We had no nose gun. Crews had been bitching for them for months. The engineering had been done but someone had decided they would only install the guns as the aircraft came in for routine overhaul inspection. It was something over six hours back to Aldergrove. By the time we arrived I was really steamed up about not having a nose gun. We had radioed in that we had wounded on board, so there was a reception committee on arrival. #59 had a new C.O by this time, a W/C Gilchrist. The ambulance people took AI to the hospital. Gilchrist and the Station Group Captain asked me to ride back to OPS with them. During this ride, I really exploded about the stupidity of not having the nose guns installed. They were quite tolerant of my outburst and when I went to breakfast the next morning, found that orders had gone out for both 59 and 86 Squadrons that no OPS were to be done by the Liberators until the nose guns were installed. Somehow I felt better, but AI had a bad knee for the rest of his life and he was gone from the crew.

Before we did another trip, LaForme was the only one left of the original crew. Woods and Fleiger went on rest. Barton went to a Canadian Flying Boat Squadron. Tommy had already gone on his Captain’s course. LaForme and I went on leave and come back to start our to train a new crew – an Englishmen. The fun had gone out of the Squadron. By this time all of the North Coates crowd had gone on rest.

It should be mentioned that somewhere shortly after the June 16 trip, someone came to my room and told me I was to report to the Station Commander immediately. I thought, my God, what have I done now to be on the carpet in front of the station Group Captain. Needless to say, I went. It turned out it was the Group Captain’s pleasure to tell me that I had been awarded the Distinguished Flying Cross. The Citation was the usual blarney about setting a high standard for the Squadron and pushing attacks against the enemy over and above the call of duty. He congratulated me but confirmed that he hoped I would not take this to be a signal that I should ease up. I felt that it should have been a Citation for the whole crew, but the R.A.F. didn’t do things that way.

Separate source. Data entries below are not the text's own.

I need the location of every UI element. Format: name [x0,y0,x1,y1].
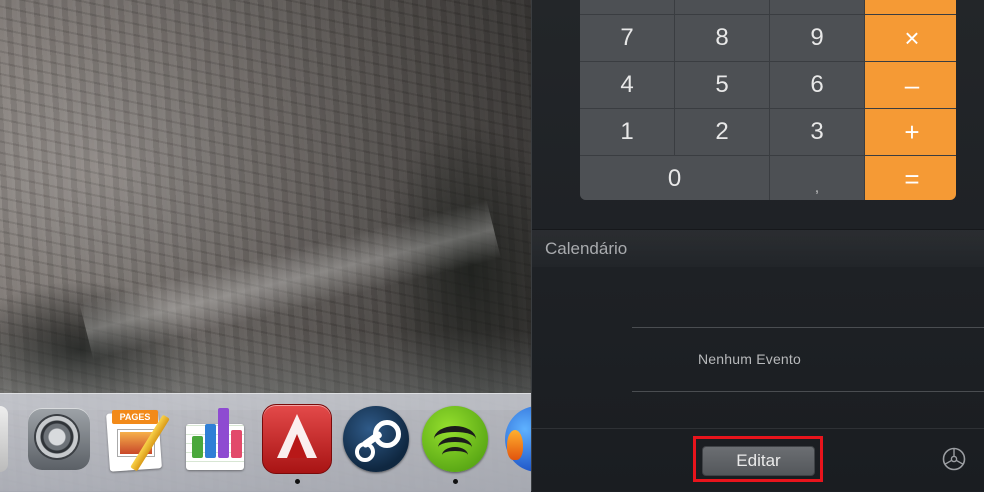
calendar-widget-header: Calendário [532,229,984,267]
calc-key-0[interactable]: 0 [580,156,769,200]
calc-key-6[interactable]: 6 [770,62,864,108]
calc-key-equals[interactable]: = [865,156,956,200]
divider [632,327,984,328]
calc-key-9[interactable]: 9 [770,15,864,61]
calc-key-1[interactable]: 1 [580,109,674,155]
calc-key-subtract[interactable]: – [865,62,956,108]
calc-key-2[interactable]: 2 [675,109,769,155]
running-indicator [453,479,458,484]
autocad-icon[interactable] [262,404,332,484]
calc-key-multiply[interactable]: × [865,15,956,61]
calendar-title: Calendário [545,239,628,258]
calc-key-4[interactable]: 4 [580,62,674,108]
running-indicator [295,479,300,484]
calc-key-add[interactable]: + [865,109,956,155]
calc-key-stub [770,0,864,14]
calculator-widget: 7 8 9 × 4 5 6 – 1 2 3 + 0 , = [580,0,956,200]
notification-center-panel: 7 8 9 × 4 5 6 – 1 2 3 + 0 , = Calendário… [531,0,984,491]
divider [632,391,984,392]
calc-key-stub [580,0,674,14]
calc-key-8[interactable]: 8 [675,15,769,61]
calc-key-decimal[interactable]: , [770,156,864,200]
calc-key-3[interactable]: 3 [770,109,864,155]
dock-app-partial-left[interactable] [0,406,8,472]
calc-key-7[interactable]: 7 [580,15,674,61]
system-preferences-icon[interactable] [26,406,92,472]
numbers-icon[interactable] [184,406,250,472]
spotify-icon[interactable] [422,406,488,484]
calc-key-5[interactable]: 5 [675,62,769,108]
calc-key-stub [865,0,956,14]
edit-button[interactable]: Editar [702,446,815,476]
calc-key-stub [675,0,769,14]
dock: PAGES [0,393,531,492]
steam-icon[interactable] [343,406,409,472]
dock-app-partial-right[interactable] [505,406,531,472]
gear-icon[interactable] [941,446,967,472]
divider [532,428,984,429]
pages-icon[interactable]: PAGES [104,406,170,472]
calendar-empty-message: Nenhum Evento [698,351,801,367]
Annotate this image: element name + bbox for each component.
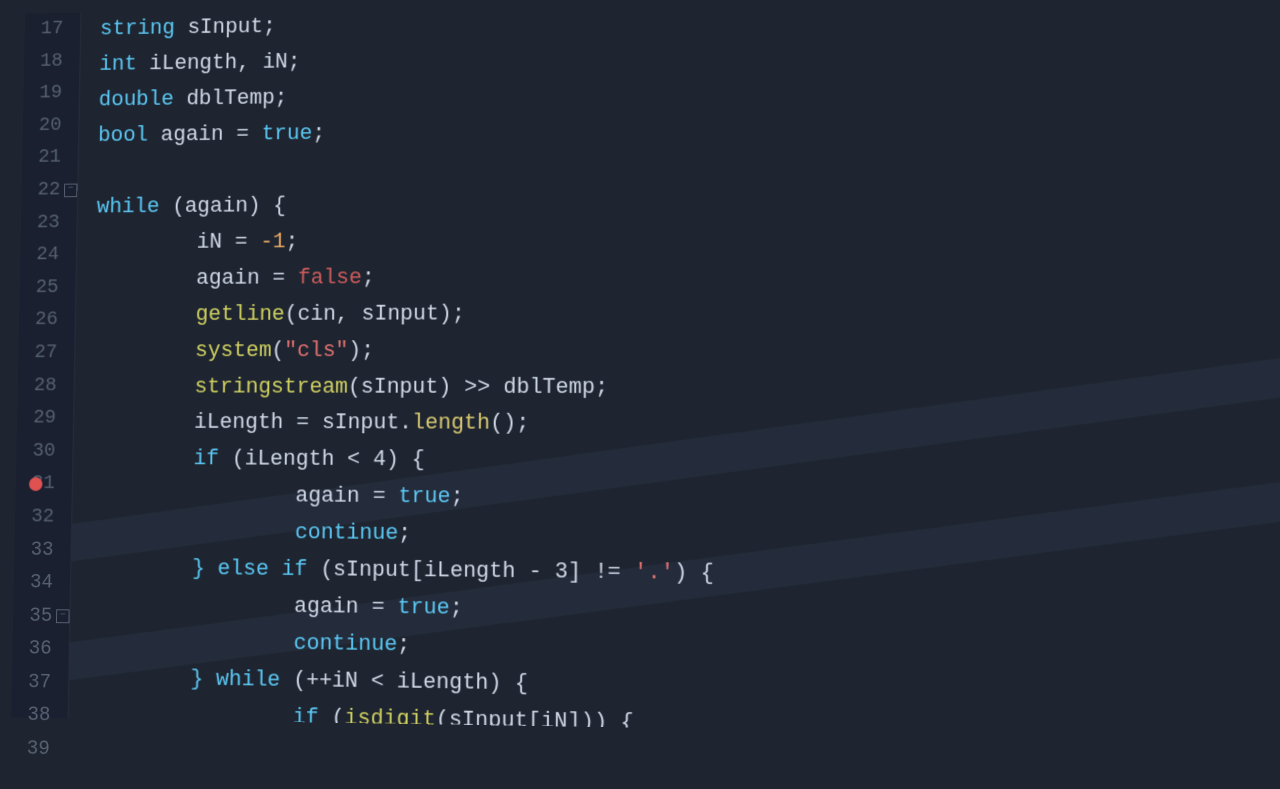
line-27: 27	[28, 337, 66, 370]
line-21: 21	[31, 142, 68, 175]
line-39: 39	[20, 733, 58, 767]
code-line-26: system("cls");	[94, 332, 1280, 370]
line-29: 29	[26, 402, 64, 435]
line-38: 38	[20, 699, 58, 733]
line-35: 35 −	[22, 600, 60, 634]
line-19: 19	[33, 77, 70, 110]
line-32: 32	[24, 501, 62, 534]
line-26: 26	[28, 304, 66, 337]
line-24: 24	[29, 239, 66, 272]
code-line-25: getline(cin, sInput);	[95, 294, 1280, 333]
line-33: 33	[24, 534, 62, 567]
line-37: 37	[21, 666, 59, 700]
line-31: 31	[25, 468, 63, 501]
line-30: 30	[26, 435, 64, 468]
editor-container: 17 18 19 20 21 22 − 23 24 25 26 27 28 29…	[11, 0, 1280, 738]
code-line-28: iLength = sInput.length();	[93, 405, 1280, 445]
fold-icon-35[interactable]: −	[56, 610, 70, 624]
code-line-24: again = false;	[95, 256, 1280, 297]
line-34: 34	[23, 567, 61, 600]
line-25: 25	[29, 271, 66, 304]
line-17: 17	[34, 13, 71, 46]
code-area: string sInput; int iLength, iN; double d…	[69, 0, 1280, 738]
code-line-27: stringstream(sInput) >> dblTemp;	[93, 369, 1280, 407]
fold-icon-22[interactable]: −	[64, 183, 77, 197]
line-23: 23	[30, 206, 67, 239]
line-36: 36	[22, 633, 60, 667]
line-20: 20	[32, 109, 69, 142]
line-28: 28	[27, 369, 65, 402]
line-18: 18	[33, 45, 70, 78]
code-line-23: iN = -1;	[96, 218, 1280, 261]
code-line-29: if (iLength < 4) {	[92, 442, 1280, 485]
breakpoint-31[interactable]	[29, 477, 43, 491]
line-22: 22 −	[31, 174, 68, 207]
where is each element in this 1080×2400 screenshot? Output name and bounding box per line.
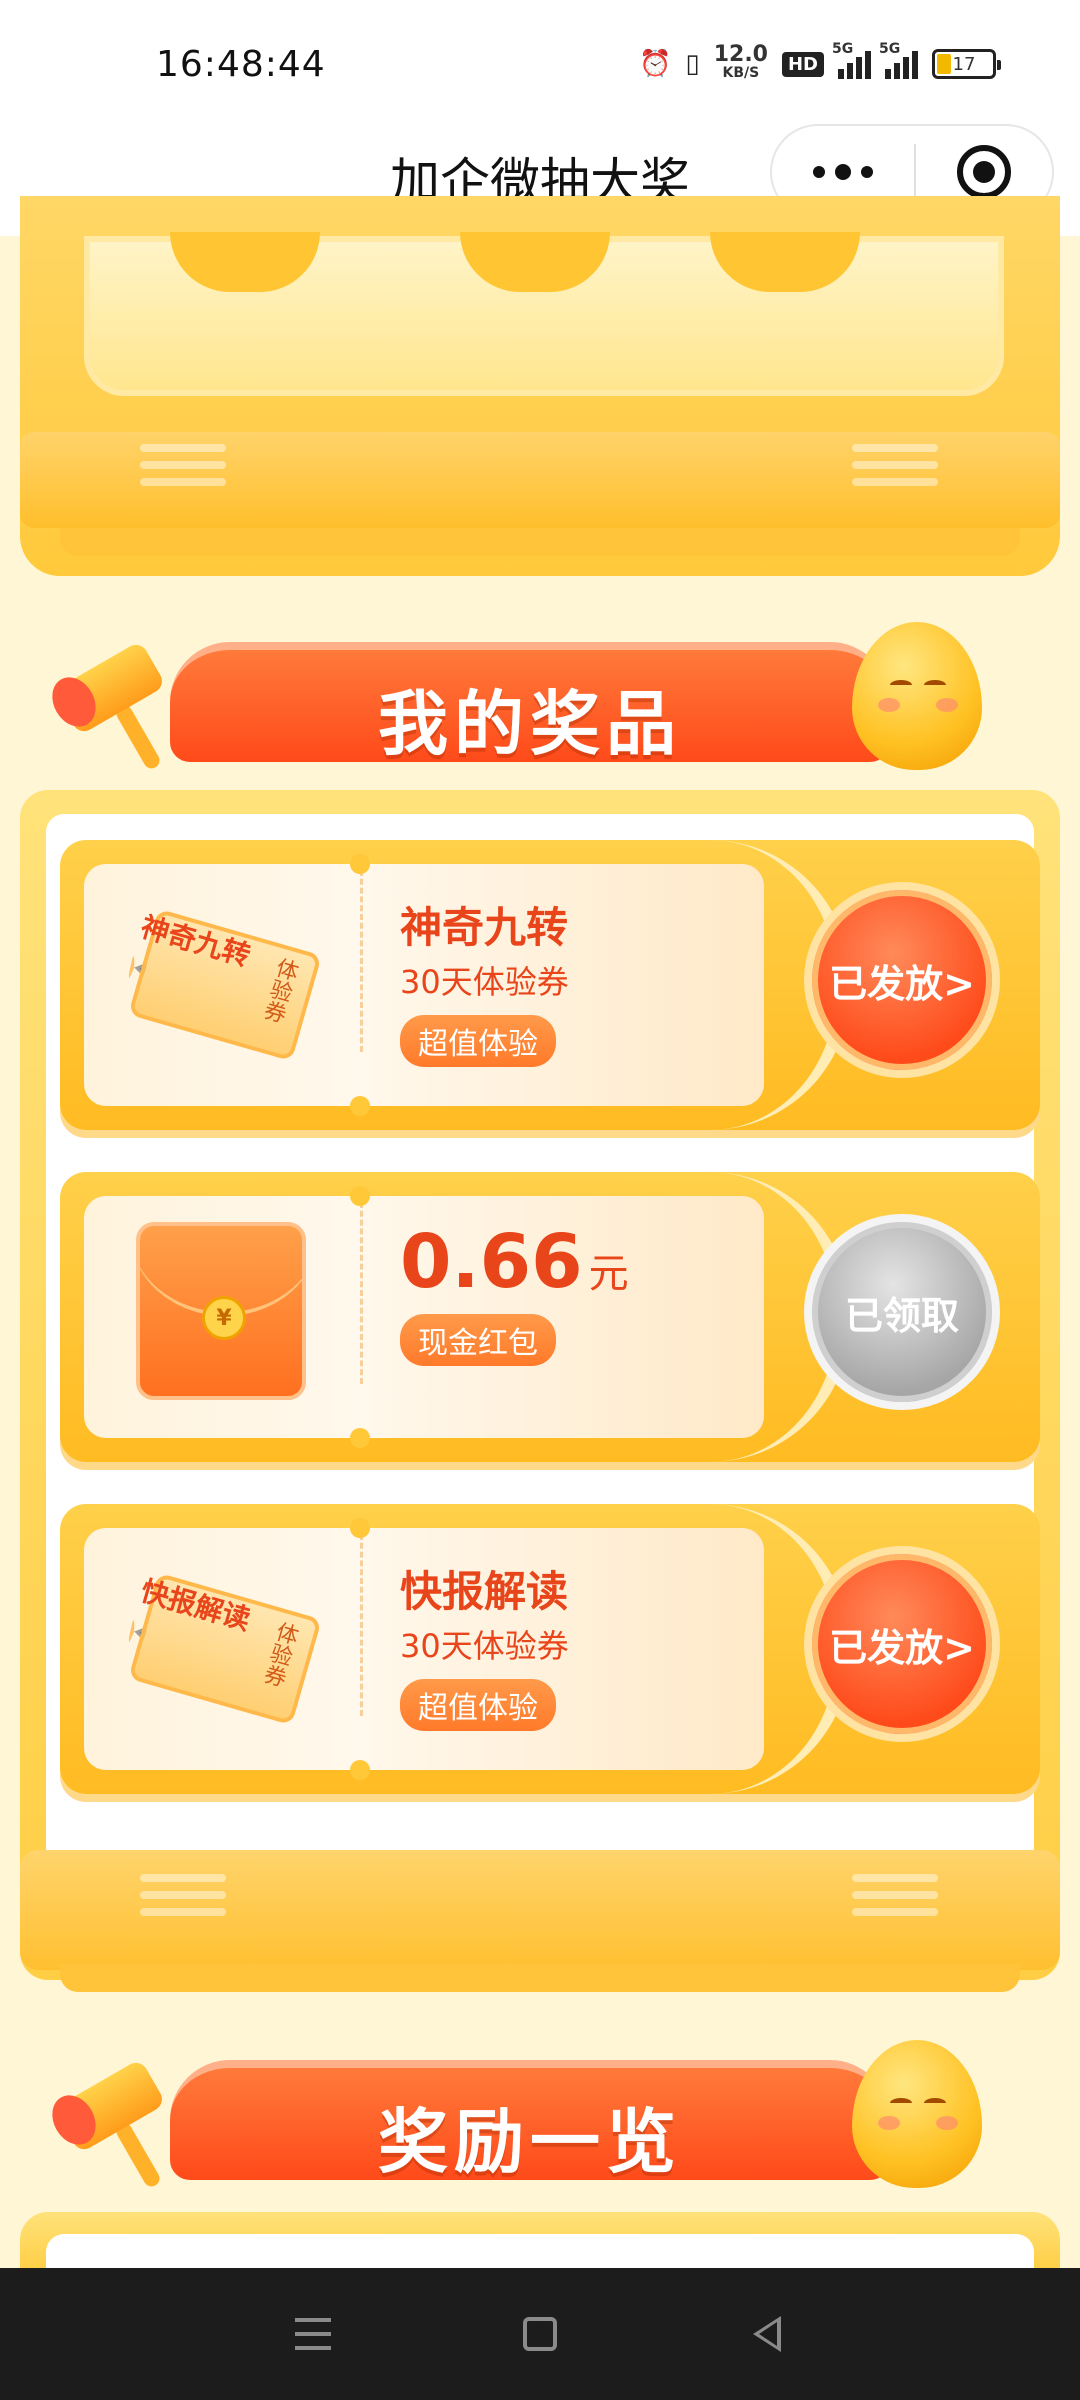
more-icon[interactable] <box>772 164 914 180</box>
back-button[interactable] <box>737 2304 797 2364</box>
back-icon <box>752 2316 781 2352</box>
prize-tag: 现金红包 <box>400 1314 556 1366</box>
net-speed-unit: KB/S <box>722 65 760 81</box>
coupon-icon: 神奇九转 体验券 <box>120 890 322 1070</box>
home-button[interactable] <box>510 2304 570 2364</box>
net-speed-value: 12.0 <box>713 42 768 67</box>
prize-card: 快报解读 体验券 快报解读 30天体验券 超值体验 已发放> <box>60 1504 1040 1794</box>
signal-icon-2: 5G <box>879 41 918 79</box>
battery-icon: 17 <box>932 49 1001 79</box>
rewards-title: 奖励一览 <box>378 2101 682 2183</box>
net-speed: 12.0 KB/S <box>713 42 768 82</box>
prize-subtitle: 30天体验券 <box>400 963 569 1001</box>
hammer-icon <box>43 2058 180 2190</box>
coupon-icon: 快报解读 体验券 <box>120 1554 322 1734</box>
egg-mascot-icon <box>852 2040 982 2188</box>
target-icon <box>957 145 1011 199</box>
system-nav-bar <box>0 2268 1080 2400</box>
home-icon <box>522 2317 557 2351</box>
alarm-icon: ⏰ <box>639 49 672 79</box>
status-time: 16:48:44 <box>156 44 326 85</box>
battery-level: 17 <box>952 53 976 75</box>
prize-subtitle: 30天体验券 <box>400 1627 569 1665</box>
status-icons: ⏰ ▯ 12.0 KB/S HD 5G 5G 17 <box>639 41 1001 86</box>
machine-window <box>84 232 1004 396</box>
hd-icon: HD <box>781 51 824 77</box>
sim1-label: 5G <box>832 41 854 57</box>
prize-name: 快报解读 <box>400 1567 569 1616</box>
prize-name: 神奇九转 <box>400 903 569 952</box>
menu-icon[interactable] <box>283 2304 343 2364</box>
prize-tag: 超值体验 <box>400 1679 556 1731</box>
vibrate-icon: ▯ <box>685 49 700 79</box>
prizes-title: 我的奖品 <box>378 683 682 765</box>
issued-button[interactable]: 已发放> <box>804 882 1000 1078</box>
rewards-panel <box>20 2212 1060 2274</box>
prize-card: 神奇九转 体验券 神奇九转 30天体验券 超值体验 已发放> <box>60 840 1040 1130</box>
status-bar: 16:48:44 ⏰ ▯ 12.0 KB/S HD 5G 5G 17 <box>0 0 1080 120</box>
hammer-icon <box>43 640 180 772</box>
cash-unit: 元 <box>588 1251 629 1297</box>
yuan-coin-icon: ¥ <box>202 1296 246 1340</box>
prizes-panel: 神奇九转 体验券 神奇九转 30天体验券 超值体验 已发放> ¥ 0.66 元 现… <box>20 790 1060 1992</box>
machine-band <box>20 432 1060 528</box>
rewards-ribbon: 奖励一览 <box>170 2060 890 2183</box>
signal-icon-1: 5G <box>832 41 871 79</box>
rewards-banner: 奖励一览 <box>0 2030 1080 2200</box>
claimed-button[interactable]: 已领取 <box>804 1214 1000 1410</box>
prize-card: ¥ 0.66 元 现金红包 已领取 <box>60 1172 1040 1462</box>
red-packet-icon: ¥ <box>136 1222 306 1400</box>
issued-button[interactable]: 已发放> <box>804 1546 1000 1742</box>
egg-mascot-icon <box>852 622 982 770</box>
cash-amount: 0.66 <box>400 1219 583 1305</box>
lottery-machine-bottom <box>20 196 1060 576</box>
prizes-banner: 我的奖品 <box>0 612 1080 782</box>
sim2-label: 5G <box>879 41 901 57</box>
prizes-ribbon: 我的奖品 <box>170 642 890 765</box>
close-mini-program-button[interactable] <box>916 145 1052 199</box>
prize-tag: 超值体验 <box>400 1015 556 1067</box>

A few weeks earlier the Group Captain had taken an anti-sub patrol in the Bay of Biscay with our crew. It made us all very nervous having him on board but we got through the trip. At one point AI Henry picked up a radar contact which we treated as a U-boat contact and ‘homed’ in on it with bomb doors open. He stood up between and behind the pilots on the run in. Visibility was very poor. It turned out the contact was on some boards fastened together floating, and he was very impressed that our radar could pick this up.

On the date of July 1st, George’s logbook shows me as being a Flight Lieutenant, so I guess I was promoted somewhere around that time.

The last OPS trip with me in George’s logbook was October 24, 1943 and I was grounded after that trip. I hadn’t been feeling well for some time. The squadron had moved in early September to Ballykelly, up North in Ireland and on coming in to land after dark, it seems I levelled out feeling for the ground a couple of hundred feet in the air. LaForme was standing behind and he roared at me “Ernie go round again”. I pushed open the throttles and climbed, then turned to George and asked what that was all about. He said I had been trying to land two hundred feet above the runway. This was the second time, as it had happened a couple of trips earlier. George had to report it to the C.O. and he grounded me – end of tour.